His designs were characterized by fits that were unusual for the time. The trousers were cut for men to drop low on the hips, for example, and his stores also sold fitted French T-shirts and Danskin jerseys.
In addition to his designs, Mr. Segal was part of a small group of retailers at the time – others included Tommy Perse, Linda Dresner, and Joan Weinstein – who pioneered the concept of working closely with designers and matching the designers’ clothes in their stores sell, said Ikram Goldman, the owner of Chicago boutique Ikram.
“You had an exquisite eye,” said Ms. Goldman. “These are the people who discovered talent and brought it to light in ways that – before Instagram, before social media, before the news hit you – introduced collections you hadn’t seen before.”
In 2006, a New York Times reporter described Mr. Segal as “the outfitter of those Hollywood fantasies, selling uniforms of expensive shirts and impossibly thoughtful blue jeans and kitten heels to the city’s wealthy residents and celebrities.”
Frederick Mandel Segal was born in Chicago on August 16, 1933. His parents, David and Helen Segal, had multiple jobs, according to the family spokeswoman, and Mr. Segal grew up poor.
Mr. Segal never went to fashion school. He worked as a traveling shoe salesman and shone in Venice Beach – two jobs where he could watch people and develop a sense of what buyers wanted.
Tired of traveling, he decided to open his first shop in 1960.
Mr. Segal owed his early success to his ability to be honest with customers.

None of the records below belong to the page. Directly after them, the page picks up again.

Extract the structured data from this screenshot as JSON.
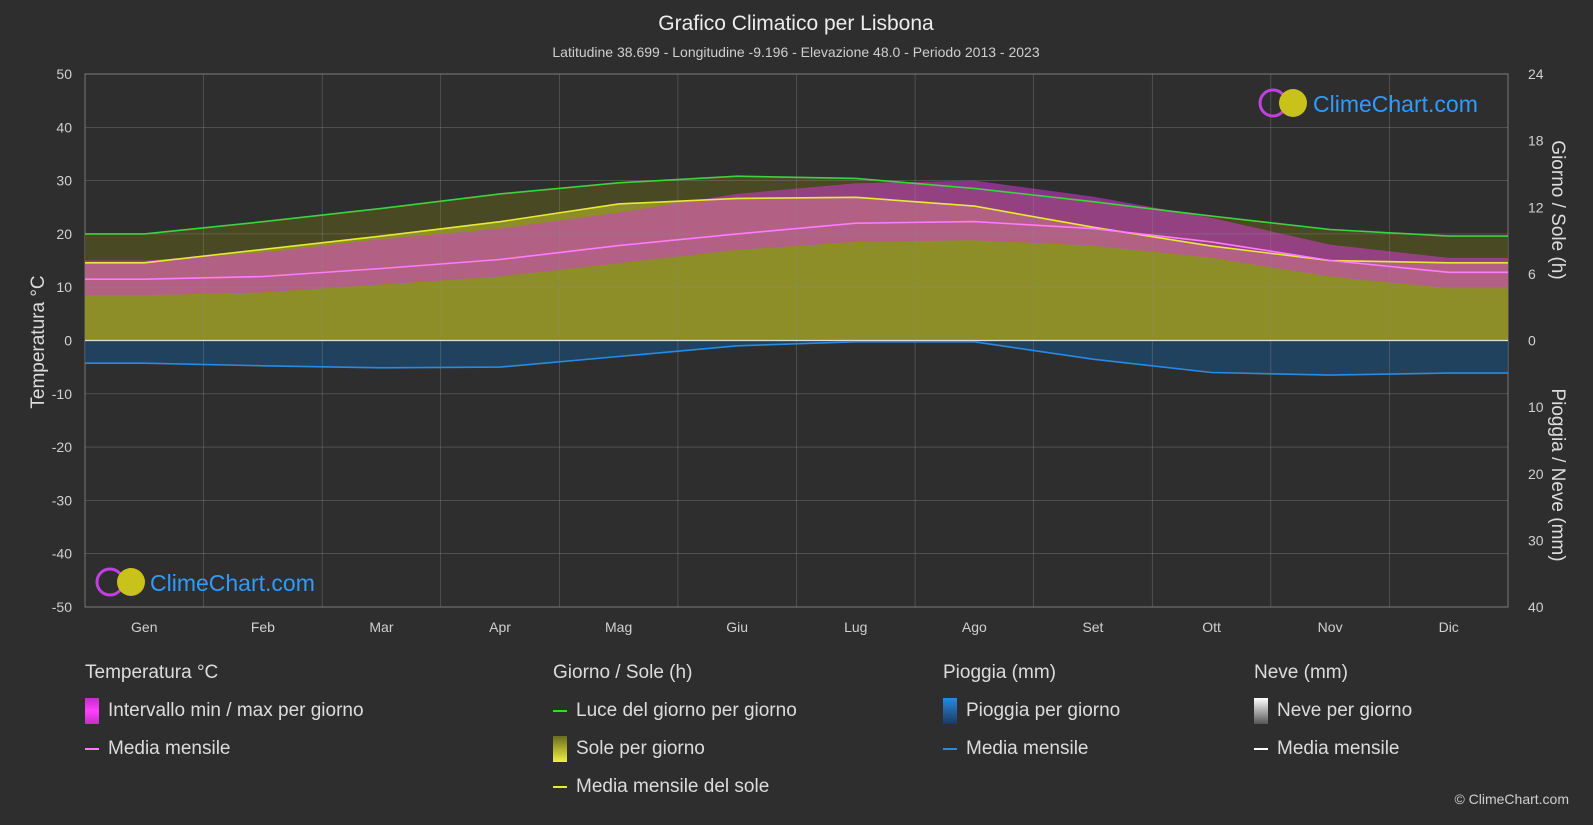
{
  "title": "Grafico Climatico per Lisbona",
  "subtitle": "Latitudine 38.699 - Longitudine -9.196 - Elevazione 48.0 - Periodo 2013 - 2023",
  "brand": "ClimeChart.com",
  "copyright": "© ClimeChart.com",
  "colors": {
    "background": "#2e2e2e",
    "daylight": "#3fd23f",
    "sun_mean": "#e8e83a",
    "sun_fill": "#9a9a2a",
    "temp_range": "#d23ad2",
    "temp_mean": "#ff7aff",
    "rain": "#1f6fb5",
    "rain_mean": "#2a8ae0",
    "snow_mean": "#ffffff",
    "brand": "#2e9bff"
  },
  "chart_data": {
    "type": "area",
    "categories": [
      "Gen",
      "Feb",
      "Mar",
      "Apr",
      "Mag",
      "Giu",
      "Lug",
      "Ago",
      "Set",
      "Ott",
      "Nov",
      "Dic"
    ],
    "y_left": {
      "label": "Temperatura °C",
      "range": [
        -50,
        50
      ],
      "ticks": [
        50,
        40,
        30,
        20,
        10,
        0,
        -10,
        -20,
        -30,
        -40,
        -50
      ]
    },
    "y_right_top": {
      "label": "Giorno / Sole (h)",
      "range": [
        0,
        24
      ],
      "ticks": [
        24,
        18,
        12,
        6,
        0
      ]
    },
    "y_right_bottom": {
      "label": "Pioggia / Neve (mm)",
      "range": [
        0,
        40
      ],
      "ticks": [
        10,
        20,
        30,
        40
      ]
    },
    "grid": true,
    "series": [
      {
        "name": "Luce del giorno per giorno",
        "axis": "hours",
        "values": [
          9.6,
          10.7,
          11.9,
          13.2,
          14.2,
          14.8,
          14.6,
          13.7,
          12.5,
          11.2,
          10.0,
          9.4
        ]
      },
      {
        "name": "Media mensile del sole",
        "axis": "hours",
        "values": [
          7.0,
          8.2,
          9.4,
          10.7,
          12.3,
          12.8,
          12.9,
          12.1,
          10.2,
          8.5,
          7.2,
          7.0
        ]
      },
      {
        "name": "Media mensile",
        "kind": "temp_mean",
        "axis": "temp",
        "values": [
          11.5,
          12.0,
          13.5,
          15.2,
          17.8,
          20.0,
          22.0,
          22.3,
          21.0,
          18.5,
          15.0,
          12.8
        ]
      },
      {
        "name": "Intervallo min / max per giorno",
        "kind": "temp_range",
        "axis": "temp",
        "min": [
          8.5,
          9.0,
          10.5,
          12.0,
          14.5,
          17.0,
          18.5,
          18.8,
          17.8,
          15.5,
          12.0,
          9.8
        ],
        "max": [
          15.0,
          16.5,
          19.0,
          21.0,
          24.0,
          27.5,
          29.5,
          30.0,
          27.0,
          23.0,
          18.0,
          15.5
        ]
      },
      {
        "name": "Media mensile",
        "kind": "rain_mean",
        "axis": "mm",
        "values": [
          3.4,
          3.8,
          4.1,
          4.0,
          2.4,
          0.8,
          0.2,
          0.2,
          2.8,
          4.8,
          5.2,
          4.9
        ]
      }
    ]
  },
  "legend": {
    "temperature": {
      "header": "Temperatura °C",
      "items": [
        "Intervallo min / max per giorno",
        "Media mensile"
      ]
    },
    "sun": {
      "header": "Giorno / Sole (h)",
      "items": [
        "Luce del giorno per giorno",
        "Sole per giorno",
        "Media mensile del sole"
      ]
    },
    "rain": {
      "header": "Pioggia (mm)",
      "items": [
        "Pioggia per giorno",
        "Media mensile"
      ]
    },
    "snow": {
      "header": "Neve (mm)",
      "items": [
        "Neve per giorno",
        "Media mensile"
      ]
    }
  }
}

“I learned at a very young age that the non-competitive space has integrity,” Segal told Haute Living. “When I was selling to my customers in my store and they came to buy this or that, when they put on an outfit and asked for my advice, I would sometimes say, ‘Take this off, don’t even buy this, it would be ridiculous , you don’t even look good in it. ‘That is really deep honesty. You don’t find that in the store, you know? “
After all, there were Fred Segal stores in Taiwan and in Bern, the capital of Switzerland. In 2015, the brand opened a store in Tokyo that also included an on-site food truck selling Mexican street corn, shrimp on a roll, and hot dogs along with Coca-Cola and Corona.
The name Fred Segal became so popular that it was mentioned casually in films such as “Clueless” and “Legally Blonde”.
Mr. Segal is survived by his wife Tina; five children, Michael, Judy, Sharon, Nina, and Annie; 10 grandchildren; and two great-grandchildren.
Mike Ives contributed to the coverage and Jack Begg contributed to the research.